J Neurol Surg B Skull Base 2012; 73 - A017
DOI: 10.1055/s-0032-1313941

Pathological Spectrum and a Few Surprises in Craniofacial Resections: Analysis of 8 Years

K. R. Hiran 1(presenter), S. Duraisamy 1
  • 1Cochin, India

Objective: To analyze all cases received in the Department of Pathology from craniofacial resections and to find out incidence of different pathological entities among our population. Cases with differing histology between initial biopsy and final excision specimen were taken out separately and analyzed for the pitfalls in reporting.

Design: Retrospective.

Patients/Materials and Methods: The histology reports and slides of all patients who underwent craniofacial resections in the Department of Head and Neck Surgery from October 2003 to 2011 were reviewed with special emphasis on cases where the histopathology of the initial biopsy differed from the final excision specimen.
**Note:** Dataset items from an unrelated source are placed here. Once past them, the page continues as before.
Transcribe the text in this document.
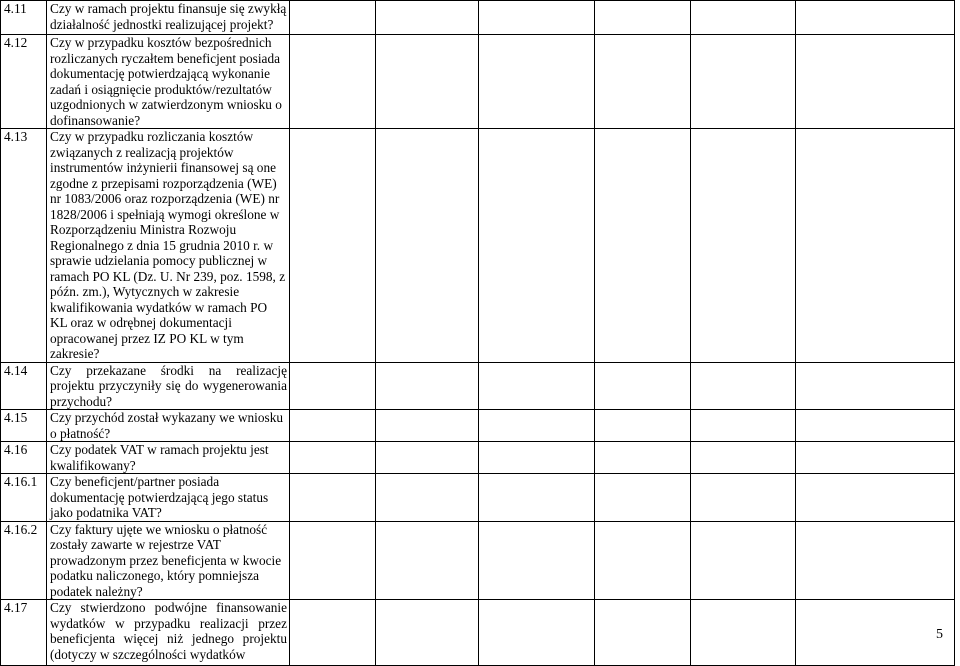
4.11	Czy w ramach projektu finansuje się zwykłą działalność jednostki realizującej projekt?						
4.12	Czy w przypadku kosztów bezpośrednich rozliczanych ryczałtem beneficjent posiada dokumentację potwierdzającą wykonanie zadań i osiągnięcie produktów/rezultatów uzgodnionych w zatwierdzonym wniosku o dofinansowanie?						
4.13	Czy w przypadku rozliczania kosztów związanych z realizacją projektów instrumentów inżynierii finansowej są one zgodne z przepisami rozporządzenia (WE) nr 1083/2006 oraz rozporządzenia (WE) nr 1828/2006 i spełniają wymogi określone w Rozporządzeniu Ministra Rozwoju Regionalnego z dnia 15 grudnia 2010 r. w sprawie udzielania pomocy publicznej w ramach PO KL (Dz. U. Nr 239, poz. 1598, z późn. zm.), Wytycznych w zakresie kwalifikowania wydatków w ramach PO KL oraz w odrębnej dokumentacji opracowanej przez IZ PO KL w tym zakresie?						
4.14	Czy przekazane środki na realizację projektu przyczyniły się do wygenerowania przychodu?						
4.15	Czy przychód został wykazany we wniosku o płatność?						
4.16	Czy podatek VAT w ramach projektu jest kwalifikowany?						
4.16.1	Czy beneficjent/partner posiada dokumentację potwierdzającą jego status jako podatnika VAT?						
4.16.2	Czy faktury ujęte we wniosku o płatność zostały zawarte w rejestrze VAT prowadzonym przez beneficjenta w kwocie podatku naliczonego, który pomniejsza podatek należny?						
4.17	Czy stwierdzono podwójne finansowanie wydatków w przypadku realizacji przez beneficjenta więcej niż jednego projektu (dotyczy w szczególności wydatków						
5
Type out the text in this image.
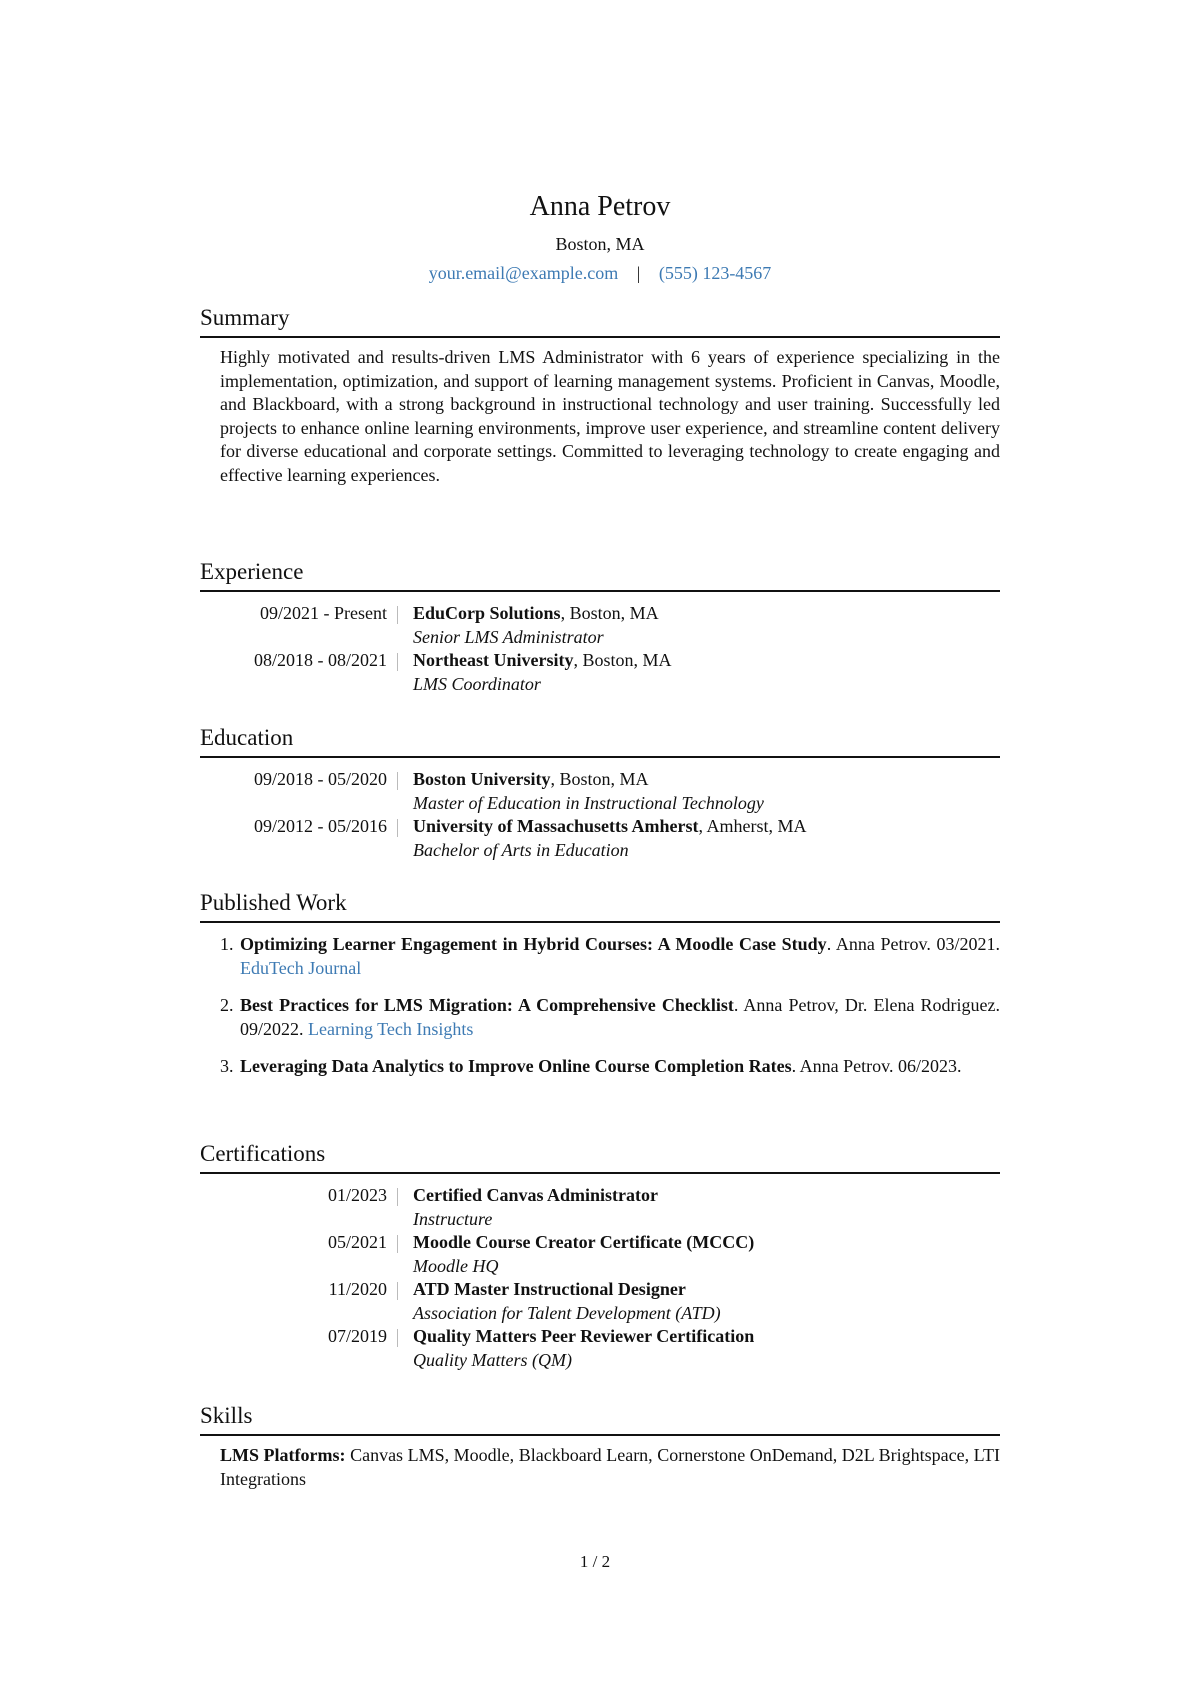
Anna Petrov
Boston, MA
your.email@example.com | (555) 123-4567
Summary
Highly motivated and results-driven LMS Administrator with 6 years of experience specializing in the implementation, optimization, and support of learning management systems. Proficient in Canvas, Moodle, and Blackboard, with a strong background in instructional technology and user training. Successfully led projects to enhance online learning environments, improve user experience, and streamline content delivery for diverse educational and corporate settings. Committed to leveraging technology to create engaging and effective learning experiences.
Experience
09/2021 - Present	EduCorp Solutions, Boston, MA
Senior LMS Administrator
08/2018 - 08/2021	Northeast University, Boston, MA
LMS Coordinator
Education
09/2018 - 05/2020	Boston University, Boston, MA
Master of Education in Instructional Technology
09/2012 - 05/2016	University of Massachusetts Amherst, Amherst, MA
Bachelor of Arts in Education
Published Work
1. Optimizing Learner Engagement in Hybrid Courses: A Moodle Case Study. Anna Petrov. 03/2021. EduTech Journal
2. Best Practices for LMS Migration: A Comprehensive Checklist. Anna Petrov, Dr. Elena Rodriguez. 09/2022. Learning Tech Insights
3. Leveraging Data Analytics to Improve Online Course Completion Rates. Anna Petrov. 06/2023.
Certifications
01/2023	Certified Canvas Administrator
Instructure
05/2021	Moodle Course Creator Certificate (MCCC)
Moodle HQ
11/2020	ATD Master Instructional Designer
Association for Talent Development (ATD)
07/2019	Quality Matters Peer Reviewer Certification
Quality Matters (QM)
Skills
LMS Platforms: Canvas LMS, Moodle, Blackboard Learn, Cornerstone OnDemand, D2L Brightspace, LTI Integrations
1 / 2
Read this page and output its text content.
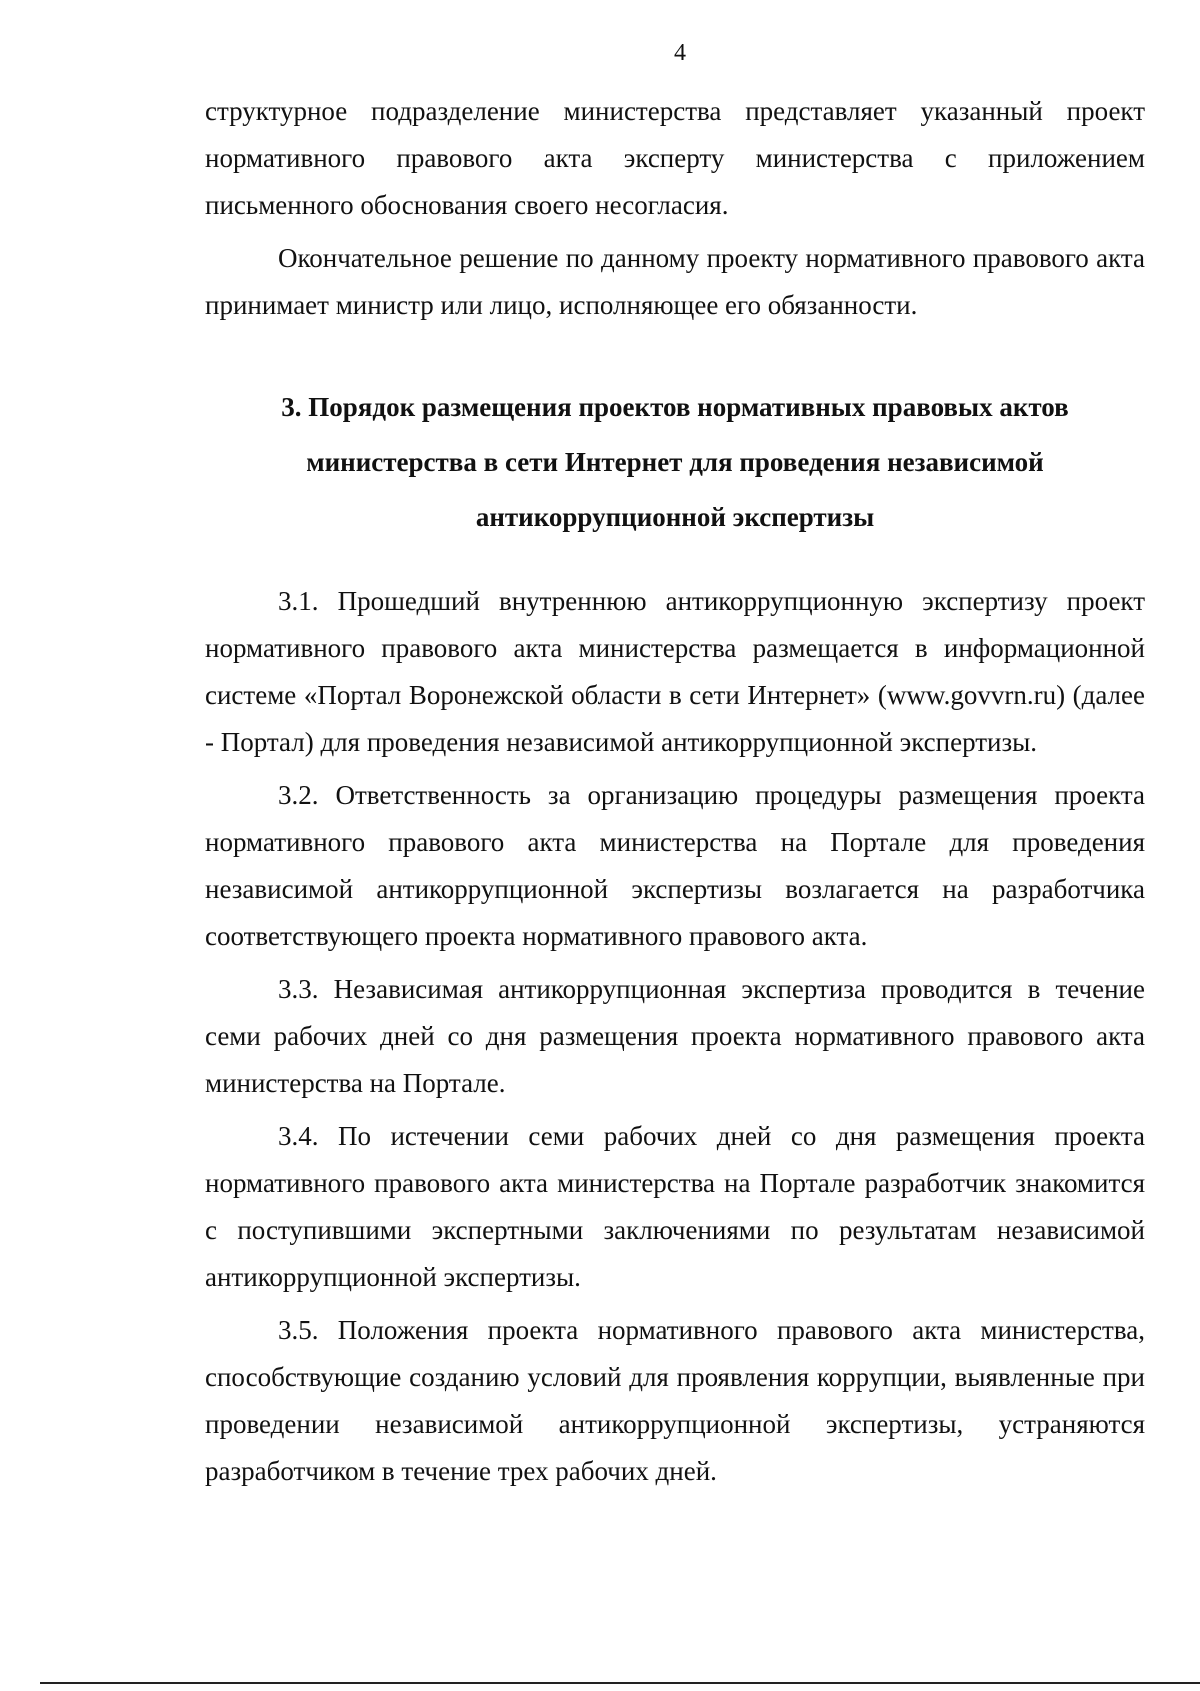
4

структурное подразделение министерства представляет указанный проект нормативного правового акта эксперту министерства с приложением письменного обоснования своего несогласия.

Окончательное решение по данному проекту нормативного правового акта принимает министр или лицо, исполняющее его обязанности.

3. Порядок размещения проектов нормативных правовых актов
министерства в сети Интернет для проведения независимой
антикоррупционной экспертизы

3.1. Прошедший внутреннюю антикоррупционную экспертизу проект нормативного правового акта министерства размещается в информационной системе «Портал Воронежской области в сети Интернет» (www.govvrn.ru) (далее - Портал) для проведения независимой антикоррупционной экспертизы.

3.2. Ответственность за организацию процедуры размещения проекта нормативного правового акта министерства на Портале для проведения независимой антикоррупционной экспертизы возлагается на разработчика соответствующего проекта нормативного правового акта.

3.3. Независимая антикоррупционная экспертиза проводится в течение семи рабочих дней со дня размещения проекта нормативного правового акта министерства на Портале.

3.4. По истечении семи рабочих дней со дня размещения проекта нормативного правового акта министерства на Портале разработчик знакомится с поступившими экспертными заключениями по результатам независимой антикоррупционной экспертизы.

3.5. Положения проекта нормативного правового акта министерства, способствующие созданию условий для проявления коррупции, выявленные при проведении независимой антикоррупционной экспертизы, устраняются разработчиком в течение трех рабочих дней.
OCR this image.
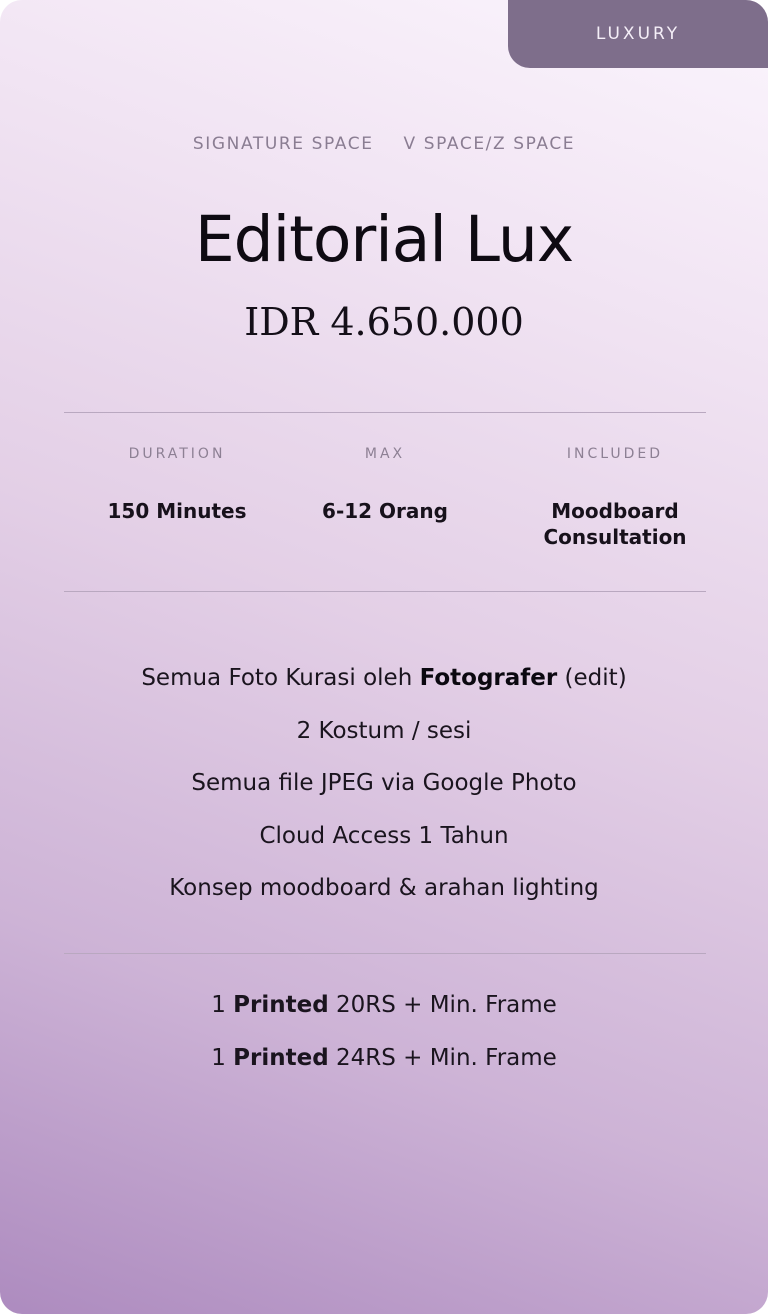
LUXURY
SIGNATURE SPACE V SPACE/Z SPACE
Editorial Lux
IDR 4.650.000
DURATION
150 Minutes
MAX
6-12 Orang
INCLUDED
Moodboard Consultation
Semua Foto Kurasi oleh Fotografer (edit)
2 Kostum / sesi
Semua file JPEG via Google Photo
Cloud Access 1 Tahun
Konsep moodboard & arahan lighting
1 Printed 20RS + Min. Frame
1 Printed 24RS + Min. Frame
Results: A total of 64 cases underwent craniofacial resection in the Department of Head and Neck Surgery over a period of 8 years. Of these, 44 cases had an initial biopsy. The histology reports were discordant in 12 biopsy specimens. Esthesioneuroblastomas were the most common (25%) tumors among our samples, closely followed by squamous cell carcinomas (23.4%) and adenoid cystic carcinomas (15.6%). The reasons for differing histology between the initial sample and final excision biopsy are multifactorial, and primarily related to sampling issues. In some cases, morphological mimickers were the reason for mistaken diagnosis. In addition, a few, rare entities that we encountered were not accurate in the initial histology.

Conclusions: Tumor heterogeneity and morphologic mimics were the most common reasons for a differing histology. In the majority of the cases, the treatment protocol followed did not differ, but the prognostic implications did. This probably could be corrected by an initial extensive sampling.